Posted: 16 Haziran 2008 Pazartesi by bülent usta in
0

Calvino ile düşünüyorum: “Klasikleri Niçin Okumalıyız?” Bu aynı zamanda bir kitap adı ve bugünlerde YKY tarafından yayımlandı. Gerçekten de yüz yıl evvel yazılmış bir romanı, sanki bugün yazılmış gibi, neden okuruz? Bir yapıtı, klasik yapan şey nedir ve biz neden dönüp dönüp okuruz onları?

Klasik denilince aklıma ilk gelen kitaplardan birisi Dostoyevski’nin “Suç ve Ceza”sıdır. İlk gençlik döneminde okumuştum onu ilk olarak. Okurken adeta Raskolnikov’a dönüşmüş, dünyaya Raskolnikov’un gözünden bakarak anlamaya çalışmıştım. Hüzünlü ve umutsuz bir bakıştı bu, hatırladığım kadarıyla.

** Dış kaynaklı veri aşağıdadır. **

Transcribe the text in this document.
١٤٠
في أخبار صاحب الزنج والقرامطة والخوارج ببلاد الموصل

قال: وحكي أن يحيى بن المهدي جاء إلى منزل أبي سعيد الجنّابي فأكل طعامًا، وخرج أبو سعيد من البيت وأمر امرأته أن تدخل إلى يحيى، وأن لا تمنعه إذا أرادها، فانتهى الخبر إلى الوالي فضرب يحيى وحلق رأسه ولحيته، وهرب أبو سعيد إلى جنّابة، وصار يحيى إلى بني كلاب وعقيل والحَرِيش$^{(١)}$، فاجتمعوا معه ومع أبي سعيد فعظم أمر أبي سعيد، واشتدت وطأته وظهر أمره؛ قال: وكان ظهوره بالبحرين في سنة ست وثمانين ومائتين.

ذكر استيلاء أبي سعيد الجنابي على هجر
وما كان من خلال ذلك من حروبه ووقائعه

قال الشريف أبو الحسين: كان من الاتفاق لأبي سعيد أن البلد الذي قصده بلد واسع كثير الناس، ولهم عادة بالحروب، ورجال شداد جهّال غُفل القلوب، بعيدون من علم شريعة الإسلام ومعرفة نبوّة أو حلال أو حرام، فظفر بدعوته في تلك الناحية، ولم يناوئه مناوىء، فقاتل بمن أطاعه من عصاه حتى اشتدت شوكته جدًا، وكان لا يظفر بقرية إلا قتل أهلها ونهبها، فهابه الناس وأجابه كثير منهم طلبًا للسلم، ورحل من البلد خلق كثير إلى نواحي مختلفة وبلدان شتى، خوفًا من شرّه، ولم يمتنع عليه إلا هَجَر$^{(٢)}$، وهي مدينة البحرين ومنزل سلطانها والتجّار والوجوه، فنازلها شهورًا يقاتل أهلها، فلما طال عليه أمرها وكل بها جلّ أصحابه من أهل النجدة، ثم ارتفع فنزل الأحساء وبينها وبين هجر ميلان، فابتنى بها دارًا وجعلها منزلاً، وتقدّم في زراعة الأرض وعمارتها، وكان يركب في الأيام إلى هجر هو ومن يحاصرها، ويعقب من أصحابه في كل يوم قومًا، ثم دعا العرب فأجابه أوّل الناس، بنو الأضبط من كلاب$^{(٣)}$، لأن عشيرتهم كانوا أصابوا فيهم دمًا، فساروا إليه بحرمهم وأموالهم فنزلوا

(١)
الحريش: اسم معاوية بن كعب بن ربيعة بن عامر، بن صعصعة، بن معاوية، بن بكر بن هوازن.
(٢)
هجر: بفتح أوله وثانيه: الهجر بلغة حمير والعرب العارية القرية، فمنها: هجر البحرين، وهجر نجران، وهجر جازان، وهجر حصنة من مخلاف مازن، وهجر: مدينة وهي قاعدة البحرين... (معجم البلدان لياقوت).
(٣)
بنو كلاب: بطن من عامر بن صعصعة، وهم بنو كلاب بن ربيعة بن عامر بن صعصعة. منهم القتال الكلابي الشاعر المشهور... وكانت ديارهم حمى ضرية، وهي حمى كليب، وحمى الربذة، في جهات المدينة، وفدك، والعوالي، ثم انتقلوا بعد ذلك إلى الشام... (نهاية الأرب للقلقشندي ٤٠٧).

Daha sonra üniversite öğrencisiyken bir daha okumuş, bu defa eleştirel bir bakışla Raskolnikov’a dönüşmeden incelemiştim romandaki hayatı ve fikirleri. Tüylerim diken diken olmuştu karşılaştığım gerçeklikler karşısında. Ama romanda beni asıl meşgul eden şey, Raskolnikov’la Sonya’nın o tuhaf aşkı olmuştu. Raskolnikov, bir katildi ve suçunu itiraf etmek için seçtiği kişi de bir fahişe olan Sonya’dan başkası değildi. Ama Dostoyevski, Raskolnikov’un cinayet işleme sürecini ve Sonya’nın fahişeliğe nasıl itildiğini öyle bir bakış açısıyla veriyordu ki suç ve ahlak kavramları üzerine derinlemesine bir tartışmanın içinde buluyordu insan kendisini.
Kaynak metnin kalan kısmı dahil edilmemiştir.